I was playing in the backyard of the house next door to Corky’s. I looked through the opening, and there sat Corky on the ground with his back to me. Judgment Day had arrived. I went through the hedge, walked up softly behind Corky, he turned, I saw the fear in his eyes, and I said to him, “I forgive you; let’s be friends.”


I can no more explain that than I can flap my arms and fly. The concoction of parents, grandmother, catechism, Sunday School, Church, neighborhood culture, and my own choice wrought in my heart that act of forgiveness. I didn’t require Corky to pay for the lash across my back. I bore it myself, and I got even by forgiving him.


The Pastoral Center of Gravity
Isn’t that what the father did with the younger son, who squandered his inheritance on riotous living? Isn’t that what the father was asking the elder son to do for his younger brother? Isn’t that what the father was prepared to do for his self-righteous, insolent older son, who wanted nothing to do with his irresponsible, younger brother?

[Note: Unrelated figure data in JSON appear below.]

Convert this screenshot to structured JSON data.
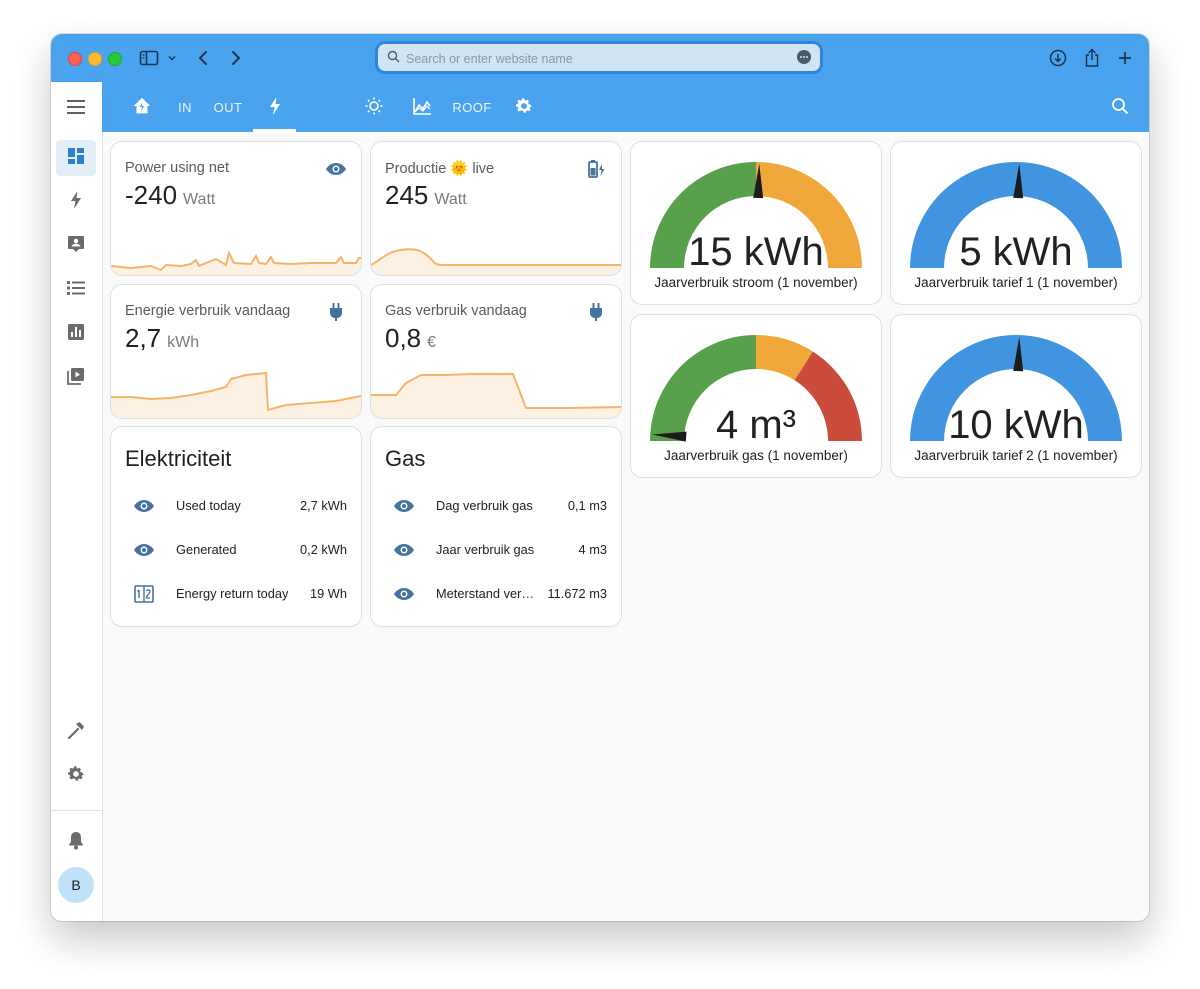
{
  "browser": {
    "search_placeholder": "Search or enter website name"
  },
  "nav": {
    "tabs": [
      "IN",
      "OUT",
      "ROOF"
    ]
  },
  "sidebar": {
    "avatar_initial": "B"
  },
  "cards": {
    "power": {
      "title": "Power using net",
      "value": "-240",
      "unit": "Watt"
    },
    "productie": {
      "title": "Productie 🌞 live",
      "value": "245",
      "unit": "Watt"
    },
    "energie": {
      "title": "Energie verbruik vandaag",
      "value": "2,7",
      "unit": "kWh"
    },
    "gas": {
      "title": "Gas verbruik vandaag",
      "value": "0,8",
      "unit": "€"
    }
  },
  "entities": {
    "elektriciteit": {
      "title": "Elektriciteit",
      "rows": [
        {
          "name": "Used today",
          "value": "2,7 kWh"
        },
        {
          "name": "Generated",
          "value": "0,2 kWh"
        },
        {
          "name": "Energy return today",
          "value": "19 Wh"
        }
      ]
    },
    "gas": {
      "title": "Gas",
      "rows": [
        {
          "name": "Dag verbruik gas",
          "value": "0,1 m3"
        },
        {
          "name": "Jaar verbruik gas",
          "value": "4 m3"
        },
        {
          "name": "Meterstand verbruik gas",
          "value": "11.672 m3"
        }
      ]
    }
  },
  "gauges": [
    {
      "value": "15 kWh",
      "label": "Jaarverbruik stroom (1 november)",
      "fraction": 0.51,
      "colors": [
        "#58a04b",
        "#f0a83a"
      ]
    },
    {
      "value": "5 kWh",
      "label": "Jaarverbruik tarief 1 (1 november)",
      "fraction": 0.51,
      "colors": [
        "#4195e0"
      ]
    },
    {
      "value": "4 m³",
      "label": "Jaarverbruik gas (1 november)",
      "fraction": 0.02,
      "colors": [
        "#58a04b",
        "#f0a83a",
        "#cc4c3c"
      ]
    },
    {
      "value": "10 kWh",
      "label": "Jaarverbruik tarief 2 (1 november)",
      "fraction": 0.51,
      "colors": [
        "#4195e0"
      ]
    }
  ],
  "colors": {
    "accent": "#4aa3ee",
    "sparkline": "#f3b56a",
    "icon": "#44739e"
  }
}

Jesus told that story to tell us what God is like. God is the Father in Jesus’ masterpiece. You are one brother or the other. Either way, Jesus said, the Father won’t require you to pay for your folly before He admits you back into the security and warmth of His house. He Himself will bear your folly, whatever it is, and even the score with you by forgiving you.

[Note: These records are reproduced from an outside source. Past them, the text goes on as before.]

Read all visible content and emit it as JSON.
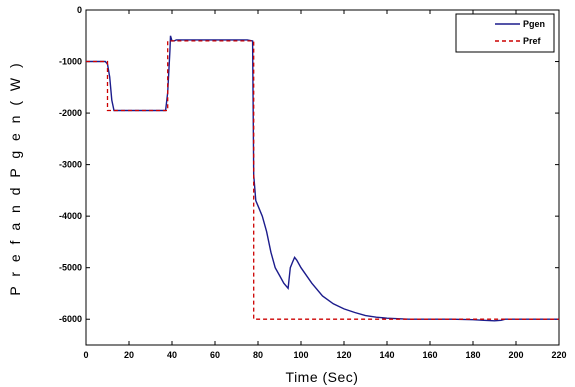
{
  "chart_data": {
    "type": "line",
    "title": "",
    "xlabel": "Time (Sec)",
    "ylabel": "P r e f  a n d  P g e n ( W )",
    "xlim": [
      0,
      220
    ],
    "ylim": [
      -6500,
      0
    ],
    "xticks": [
      0,
      20,
      40,
      60,
      80,
      100,
      120,
      140,
      160,
      180,
      200,
      220
    ],
    "xtick_labels": [
      "0",
      "20",
      "40",
      "60",
      "80",
      "100",
      "120",
      "140",
      "160",
      "180",
      "200",
      "220"
    ],
    "yticks": [
      0,
      -1000,
      -2000,
      -3000,
      -4000,
      -5000,
      -6000
    ],
    "ytick_labels": [
      "0",
      "-1000",
      "-2000",
      "-3000",
      "-4000",
      "-5000",
      "-6000"
    ],
    "legend_position": "top-right",
    "grid": false,
    "series": [
      {
        "name": "Pgen",
        "color": "#1c1c8c",
        "style": "solid",
        "x": [
          0,
          9,
          10,
          11,
          12,
          13,
          37,
          38,
          39,
          39.3,
          40,
          41,
          42,
          75,
          77.5,
          78,
          79,
          80,
          82,
          84,
          86,
          88,
          90,
          92,
          94,
          95,
          96,
          97,
          98,
          100,
          105,
          110,
          115,
          120,
          125,
          130,
          135,
          140,
          145,
          150,
          160,
          170,
          180,
          185,
          190,
          193,
          195,
          200,
          210,
          220
        ],
        "y": [
          -1000,
          -1000,
          -1050,
          -1300,
          -1750,
          -1950,
          -1950,
          -1600,
          -800,
          -500,
          -600,
          -600,
          -580,
          -580,
          -600,
          -3200,
          -3700,
          -3800,
          -4000,
          -4300,
          -4700,
          -5000,
          -5150,
          -5300,
          -5400,
          -5000,
          -4900,
          -4800,
          -4850,
          -5000,
          -5300,
          -5550,
          -5700,
          -5800,
          -5870,
          -5930,
          -5960,
          -5980,
          -5990,
          -6000,
          -6000,
          -6000,
          -6010,
          -6020,
          -6030,
          -6020,
          -6000,
          -6000,
          -6000,
          -6000
        ]
      },
      {
        "name": "Pref",
        "color": "#cc0000",
        "style": "dashed",
        "x": [
          0,
          10,
          10,
          38,
          38,
          78,
          78,
          220
        ],
        "y": [
          -1000,
          -1000,
          -1950,
          -1950,
          -600,
          -600,
          -6000,
          -6000
        ]
      }
    ]
  }
}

How do we know God is like that? Ah, children! That’s what Good Friday and Easter are all about. He didn’t just talk the talk; He also walked the walk. God came among us, and we know Him as Jesus Christ. All of us like sheep, like the older and the younger brothers, have gone astray; we have turned every one of us to his own way. The punishment required to even the score fell on Christ. God got even with us by absorbing the punishment Himself and offering forgiveness to the entire human family.

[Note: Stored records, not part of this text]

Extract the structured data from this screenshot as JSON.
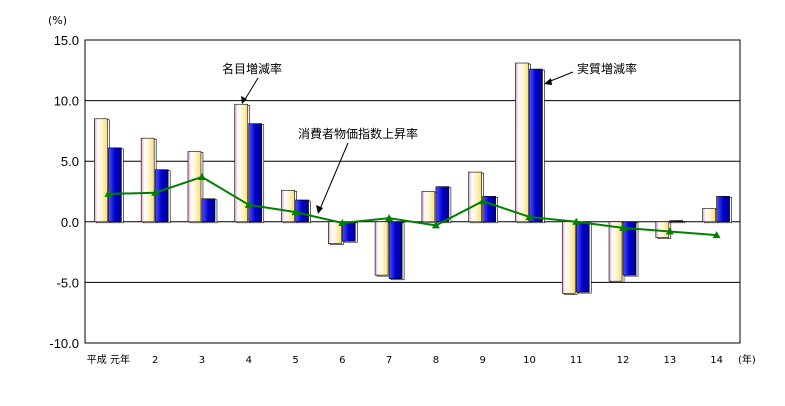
{
  "chart_data": {
    "type": "bar",
    "title": "",
    "y_unit_label": "(%)",
    "x_unit_label": "(年)",
    "categories": [
      "平成 元年",
      "2",
      "3",
      "4",
      "5",
      "6",
      "7",
      "8",
      "9",
      "10",
      "11",
      "12",
      "13",
      "14"
    ],
    "ylim": [
      -10.0,
      15.0
    ],
    "yticks": [
      "15.0",
      "10.0",
      "5.0",
      "0.0",
      "-5.0",
      "-10.0"
    ],
    "ytick_values": [
      15,
      10,
      5,
      0,
      -5,
      -10
    ],
    "grid": true,
    "series": [
      {
        "name": "名目増減率",
        "kind": "bar",
        "color": "#FFF0B8",
        "values": [
          8.5,
          6.9,
          5.8,
          9.7,
          2.6,
          -1.8,
          -4.4,
          2.5,
          4.1,
          13.1,
          -5.9,
          -4.9,
          -1.3,
          1.1
        ]
      },
      {
        "name": "実質増減率",
        "kind": "bar",
        "color": "#0000CC",
        "values": [
          6.1,
          4.3,
          1.9,
          8.1,
          1.8,
          -1.6,
          -4.7,
          2.9,
          2.1,
          12.6,
          -5.8,
          -4.4,
          0.1,
          2.1
        ]
      },
      {
        "name": "消費者物価指数上昇率",
        "kind": "line",
        "color": "#008000",
        "values": [
          2.3,
          2.4,
          3.7,
          1.4,
          0.8,
          -0.1,
          0.3,
          -0.3,
          1.7,
          0.4,
          0.0,
          -0.5,
          -0.8,
          -1.1
        ]
      }
    ],
    "annotations": [
      {
        "text": "名目増減率",
        "target": "名目増減率"
      },
      {
        "text": "消費者物価指数上昇率",
        "target": "消費者物価指数上昇率"
      },
      {
        "text": "実質増減率",
        "target": "実質増減率"
      }
    ]
  }
}
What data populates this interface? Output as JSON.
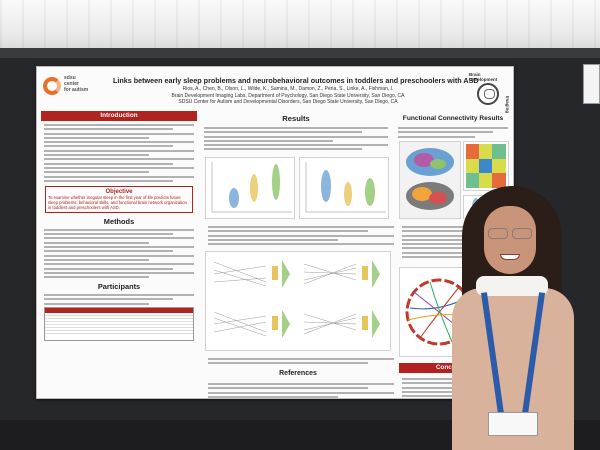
{
  "poster": {
    "logo_text": [
      "sdsu",
      "center",
      "for autism"
    ],
    "title": "Links between early sleep problems and neurobehavioral outcomes in toddlers and preschoolers with ASD",
    "authors": "Rios, A., Chen, B., Olson, L., Wilde, K., Samina, M., Damon, Z., Pena, S., Linke, A., Fishman, I.",
    "affiliations": [
      "Brain Development Imaging Labs, Department of Psychology, San Diego State University, San Diego, CA",
      "SDSU Center for Autism and Developmental Disorders, San Diego State University, San Diego, CA"
    ],
    "lab_logo_text": [
      "Brain",
      "Development",
      "Imaging",
      "Labs"
    ],
    "sections": {
      "introduction": "Introduction",
      "objective_head": "Objective",
      "objective_text": "To examine whether irregular sleep in the first year of life predicts future sleep problems, behavioral skills, and functional brain network organization in toddlers and preschoolers with ASD.",
      "methods": "Methods",
      "participants": "Participants",
      "results": "Results",
      "fc_results": "Functional Connectivity Results",
      "references": "References",
      "conclusions": "Conclusions"
    }
  }
}
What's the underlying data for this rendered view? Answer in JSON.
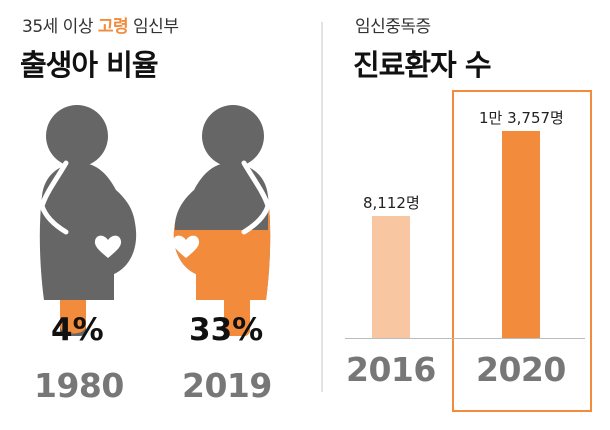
{
  "left_panel": {
    "subtitle_pre": "35세 이상 ",
    "subtitle_accent": "고령",
    "subtitle_post": " 임신부",
    "title": "출생아 비율",
    "items": [
      {
        "year": "1980",
        "percent_label": "4%",
        "value": 4
      },
      {
        "year": "2019",
        "percent_label": "33%",
        "value": 33
      }
    ]
  },
  "right_panel": {
    "subtitle": "임신중독증",
    "title": "진료환자 수"
  },
  "colors": {
    "accent": "#f28c3c",
    "accent_light": "#f8c6a1",
    "figure_gray": "#666666",
    "year_gray": "#777777"
  },
  "chart_data": [
    {
      "type": "pictogram",
      "title": "35세 이상 고령 임신부 출생아 비율",
      "categories": [
        "1980",
        "2019"
      ],
      "values": [
        4,
        33
      ],
      "unit": "%"
    },
    {
      "type": "bar",
      "title": "임신중독증 진료환자 수",
      "categories": [
        "2016",
        "2020"
      ],
      "values": [
        8112,
        13757
      ],
      "data_labels": [
        "8,112명",
        "1만 3,757명"
      ],
      "highlight": "2020",
      "ylim": [
        0,
        13757
      ]
    }
  ]
}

I suppose Corky could have sneered or even tried to fight me that day I walked through his hedge. He didn’t. He accepted my offer, and we became friends again. Neither of us ever again mentioned what had happened. Jesus came to that which was his own, but his own did not receive him. Yet to all who received him, to those who believed in his name, he gave the right to become children of God – John 1:11-12.


Don’t fight Christ. Don’t sneer at His offer of forgiveness. He offers to forgive you not just for what you’ve done, but for what you are. You can make up a fine, little speech like the younger brother, or you can just say, “I’m home, Father, forgive me for Jesus’ sake.” He’s happier to see you home than you are to be home.


Everything about Christianity makes sense, when you see that God evens the score with us by bearing the evil and offering to forgive us. Once you come home, a whole new world opens before you. Home is the Church, the community of people whose focal point is not their many failures but God’s forgiveness. Don’t miss the best thing that will ever happen to you. Come home.